De regresso a Portugal, planeámos a minha ida para Barcelona, em erasmus. Até que ele, homem e pouco crente no romance, com os pés demasiado acentes no chão, decidiu que a distância era um fardo demasiado grande. E eu assenti sem concordar, porque se um não quer, dois não dançam.
Passado algum tempo, no blog que eu tinha na altura (e que ele desconhecia), escrevi um texto em português sobre "El efecto mariposa". Nesse mesmo dia, tinha um comentário anónimo que não deixava dúvidas sobre de quem seria. Que ele sabia o que era o efeito, que eu fora e ainda era a sua borboleta. Te espiero en Barcelona. E depois seguiram-se os mails e as chamadas, contrariamente a todas aquelas que ele não tinha atendido quando eu o procurei.

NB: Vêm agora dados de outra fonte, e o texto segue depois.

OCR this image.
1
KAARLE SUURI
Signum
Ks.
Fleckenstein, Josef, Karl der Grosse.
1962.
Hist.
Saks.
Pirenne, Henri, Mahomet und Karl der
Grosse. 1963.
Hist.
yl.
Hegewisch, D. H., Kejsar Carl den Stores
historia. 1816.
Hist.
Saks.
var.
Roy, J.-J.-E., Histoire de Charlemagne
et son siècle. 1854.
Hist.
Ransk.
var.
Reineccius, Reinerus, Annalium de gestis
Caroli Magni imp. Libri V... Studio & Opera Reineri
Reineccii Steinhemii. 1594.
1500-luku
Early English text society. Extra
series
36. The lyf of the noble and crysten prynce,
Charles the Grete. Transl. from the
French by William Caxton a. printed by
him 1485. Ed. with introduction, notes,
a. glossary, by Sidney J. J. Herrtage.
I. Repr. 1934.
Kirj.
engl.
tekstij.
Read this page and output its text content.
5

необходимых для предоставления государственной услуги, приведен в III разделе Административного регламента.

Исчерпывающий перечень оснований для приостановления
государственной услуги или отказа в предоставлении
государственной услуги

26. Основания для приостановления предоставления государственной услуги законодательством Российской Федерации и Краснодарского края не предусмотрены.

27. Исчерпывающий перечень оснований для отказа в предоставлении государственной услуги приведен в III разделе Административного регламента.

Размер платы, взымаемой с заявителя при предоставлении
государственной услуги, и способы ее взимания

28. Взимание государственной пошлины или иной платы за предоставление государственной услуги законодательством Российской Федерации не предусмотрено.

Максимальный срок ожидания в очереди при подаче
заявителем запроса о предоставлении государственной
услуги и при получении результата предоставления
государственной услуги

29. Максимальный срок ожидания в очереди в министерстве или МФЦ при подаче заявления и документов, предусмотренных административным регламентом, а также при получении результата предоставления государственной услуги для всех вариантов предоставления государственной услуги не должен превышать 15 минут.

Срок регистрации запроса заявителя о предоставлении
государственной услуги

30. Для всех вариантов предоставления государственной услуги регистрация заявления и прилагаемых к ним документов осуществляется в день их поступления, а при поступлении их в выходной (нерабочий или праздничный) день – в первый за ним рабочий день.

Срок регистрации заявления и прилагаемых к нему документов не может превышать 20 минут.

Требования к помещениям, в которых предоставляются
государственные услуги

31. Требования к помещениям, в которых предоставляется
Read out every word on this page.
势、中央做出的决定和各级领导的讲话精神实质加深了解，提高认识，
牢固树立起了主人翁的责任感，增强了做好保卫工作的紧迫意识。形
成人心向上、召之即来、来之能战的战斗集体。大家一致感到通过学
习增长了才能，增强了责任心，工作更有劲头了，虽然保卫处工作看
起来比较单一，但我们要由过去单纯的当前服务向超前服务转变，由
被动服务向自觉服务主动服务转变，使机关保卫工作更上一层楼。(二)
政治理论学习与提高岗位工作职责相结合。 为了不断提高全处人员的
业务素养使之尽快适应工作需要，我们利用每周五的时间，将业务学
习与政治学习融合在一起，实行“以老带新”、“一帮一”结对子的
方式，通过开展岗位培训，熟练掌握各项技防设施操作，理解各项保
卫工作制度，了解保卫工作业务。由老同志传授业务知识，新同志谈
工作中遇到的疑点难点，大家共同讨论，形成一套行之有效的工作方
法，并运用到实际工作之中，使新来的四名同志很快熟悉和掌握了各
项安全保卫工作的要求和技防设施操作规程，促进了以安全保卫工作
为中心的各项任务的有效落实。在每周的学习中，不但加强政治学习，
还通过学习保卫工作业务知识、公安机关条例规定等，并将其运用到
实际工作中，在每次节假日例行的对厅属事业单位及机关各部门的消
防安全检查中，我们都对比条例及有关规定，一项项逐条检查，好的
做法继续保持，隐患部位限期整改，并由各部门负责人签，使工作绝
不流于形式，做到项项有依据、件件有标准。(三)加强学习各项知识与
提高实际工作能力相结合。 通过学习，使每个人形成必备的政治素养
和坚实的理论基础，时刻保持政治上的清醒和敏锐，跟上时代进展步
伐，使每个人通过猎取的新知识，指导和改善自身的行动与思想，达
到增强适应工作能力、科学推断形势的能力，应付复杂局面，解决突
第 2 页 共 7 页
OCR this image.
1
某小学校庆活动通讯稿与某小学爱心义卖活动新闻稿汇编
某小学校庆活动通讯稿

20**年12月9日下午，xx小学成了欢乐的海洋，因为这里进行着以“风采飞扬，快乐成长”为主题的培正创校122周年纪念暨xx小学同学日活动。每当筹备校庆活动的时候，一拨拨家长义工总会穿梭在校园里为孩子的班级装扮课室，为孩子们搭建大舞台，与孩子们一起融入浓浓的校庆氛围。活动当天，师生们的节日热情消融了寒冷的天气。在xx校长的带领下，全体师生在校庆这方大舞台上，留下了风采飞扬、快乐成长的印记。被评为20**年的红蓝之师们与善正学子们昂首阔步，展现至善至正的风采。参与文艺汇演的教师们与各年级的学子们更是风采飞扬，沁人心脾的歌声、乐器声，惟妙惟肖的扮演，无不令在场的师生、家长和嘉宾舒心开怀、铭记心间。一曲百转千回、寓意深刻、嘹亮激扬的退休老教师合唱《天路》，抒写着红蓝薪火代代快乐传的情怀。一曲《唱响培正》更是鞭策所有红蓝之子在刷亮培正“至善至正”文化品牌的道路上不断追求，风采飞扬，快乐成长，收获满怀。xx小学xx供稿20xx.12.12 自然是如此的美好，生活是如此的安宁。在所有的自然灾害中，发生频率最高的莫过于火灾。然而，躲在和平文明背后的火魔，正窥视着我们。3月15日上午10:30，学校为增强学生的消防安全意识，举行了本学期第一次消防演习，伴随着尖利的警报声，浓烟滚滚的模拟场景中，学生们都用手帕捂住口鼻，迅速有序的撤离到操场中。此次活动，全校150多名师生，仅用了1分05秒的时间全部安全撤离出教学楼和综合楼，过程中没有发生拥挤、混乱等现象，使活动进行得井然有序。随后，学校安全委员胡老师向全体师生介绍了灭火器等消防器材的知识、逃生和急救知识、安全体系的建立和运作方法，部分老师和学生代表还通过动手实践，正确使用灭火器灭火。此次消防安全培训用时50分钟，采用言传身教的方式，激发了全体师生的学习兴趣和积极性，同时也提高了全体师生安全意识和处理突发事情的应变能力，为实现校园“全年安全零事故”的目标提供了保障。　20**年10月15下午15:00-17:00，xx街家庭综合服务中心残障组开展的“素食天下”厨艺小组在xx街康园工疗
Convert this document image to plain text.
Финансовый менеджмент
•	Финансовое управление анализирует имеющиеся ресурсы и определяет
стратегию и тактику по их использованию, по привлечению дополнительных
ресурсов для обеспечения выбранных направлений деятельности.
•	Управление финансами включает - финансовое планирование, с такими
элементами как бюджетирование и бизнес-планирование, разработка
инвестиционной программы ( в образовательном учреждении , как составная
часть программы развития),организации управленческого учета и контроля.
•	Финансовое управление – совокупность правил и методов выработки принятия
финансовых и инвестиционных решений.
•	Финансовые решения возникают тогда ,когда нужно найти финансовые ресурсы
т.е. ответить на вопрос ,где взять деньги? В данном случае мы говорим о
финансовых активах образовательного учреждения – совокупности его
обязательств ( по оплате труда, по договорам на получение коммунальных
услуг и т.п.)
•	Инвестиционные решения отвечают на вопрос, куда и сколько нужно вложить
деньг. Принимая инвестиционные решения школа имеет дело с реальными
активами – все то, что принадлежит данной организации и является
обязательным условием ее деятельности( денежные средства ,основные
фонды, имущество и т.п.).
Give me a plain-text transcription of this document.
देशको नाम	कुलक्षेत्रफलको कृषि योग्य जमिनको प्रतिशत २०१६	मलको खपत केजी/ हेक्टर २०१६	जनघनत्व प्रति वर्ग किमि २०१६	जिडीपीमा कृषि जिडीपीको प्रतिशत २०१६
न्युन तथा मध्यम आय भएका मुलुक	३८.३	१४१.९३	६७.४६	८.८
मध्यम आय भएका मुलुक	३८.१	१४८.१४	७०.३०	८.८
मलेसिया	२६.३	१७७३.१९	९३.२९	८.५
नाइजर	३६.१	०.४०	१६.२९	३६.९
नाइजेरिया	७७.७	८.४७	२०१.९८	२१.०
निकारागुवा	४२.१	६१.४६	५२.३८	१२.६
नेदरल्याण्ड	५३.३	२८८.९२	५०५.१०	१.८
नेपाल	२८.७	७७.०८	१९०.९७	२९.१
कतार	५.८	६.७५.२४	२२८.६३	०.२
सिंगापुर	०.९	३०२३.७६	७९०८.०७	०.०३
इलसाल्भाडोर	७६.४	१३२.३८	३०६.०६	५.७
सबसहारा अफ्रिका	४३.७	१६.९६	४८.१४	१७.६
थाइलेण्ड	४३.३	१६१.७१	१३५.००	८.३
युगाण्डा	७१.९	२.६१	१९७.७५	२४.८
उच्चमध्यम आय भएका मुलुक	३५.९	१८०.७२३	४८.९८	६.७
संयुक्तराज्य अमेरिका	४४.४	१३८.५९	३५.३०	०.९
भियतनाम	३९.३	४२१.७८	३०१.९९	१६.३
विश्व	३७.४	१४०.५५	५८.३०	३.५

A oportunidade de erasmus já tinha passado, a nossa oportunidade tinha passado. Eu não voltei a Barcelona, ele não chegou a vir a Portugal.
Todos os detalhes estão tão presentes hoje como se de imagens de um filme que eu vi se tratassem.
O argumento, as imagens, a cumplicidade, o cenário... Eram perfeitos, perfeitos para a mais perfeita história de amor. Mas não chegou. Faltou-nos o timming, faltou-nos as características que fariam de nós as personagens certas para o filme.
Mas não deixa de ser a história de amor mais bonita que eu conheço.
Hoje não acredito no amor como história perfeita, como almas gémeas. É preciso ser a pessoa certa no local certo, a encontrar a pessoa certa que atravessa o momento da vida certo. E depois é preciso tempo, empenho e uma grande vontade de fazer a história de amor não ter um final.
10 comentários:
Isso é verdade, não há histórias perfeitas!! Amor é sobreviver às imperfeições!!
Temos muitas saudades do que passou, mas também podemos ter muitas "saudades" do que não se passou, não é? Principalmente quando havia tudo, ou quase tudo, para dar certo e não acontece...
Mas estas histórias, que até achamos improváveis, são assim, bonitas, arrebatadoras, que nos deixam sempre um gostinho a "e se", mas que não devemos deixar de viver.
Mas tens de voltar a Barcelona! Barcelona, Londres e Florença, onde eu voltaria sempre! Florença é melhor não, porque os polícias são tão, tão bonitos que ainda faço por ser presa ;))
Beijinhos
Neste caso, nem tenho saudades do que se passou nem do que não se passou. É apenas uma recordação, que me faz lembrar que uma história, só por si, não faz uma vida. Como num filme, o argumento só não o faz ser bom, se o realizador, os actores e toda a equipa não forem igualmente adequados para aquele filme.
Barcelona e Londres estão no top ten das cidades. A voltar, com certeza! Florença não gostei tanto...
Que pana que não teve um final feliz.
Tens agora o teu amor! :)
*.*
Bem, concordo totalmente com o que dizes no final do teu post.
E fico feliz por saber que agora estás a construir a tua história de amor!
Fogo, fiquei mesmo... Wow!
Beijinhos
Fico feliz que tenha "forçado" essa partilha.
As histórias de amor não existem. Os amores eternos não existem... O que existe é uma vida que nos retribui tudo aquilo que tivermos coragem de dar.
Há muitos SE's, mas não vale a pena pensar neles, porque se não aconteceu é porque não tinha que acontecer. Para se dançar o tango é a dois e é a dois que se decidem alguns SE's
Boa noite KIKA ;)
E eu engoli em seco a ouvir isto.
Como chegaste ao meu Blog? Es o meu Segredo?
Podias dar-me o teu mail.
esomeusegredo@gmail.com
por mais paixão que haja no momento, se não houver empenho e uma luta diária, mesmo o amor mais forte não sobrevive.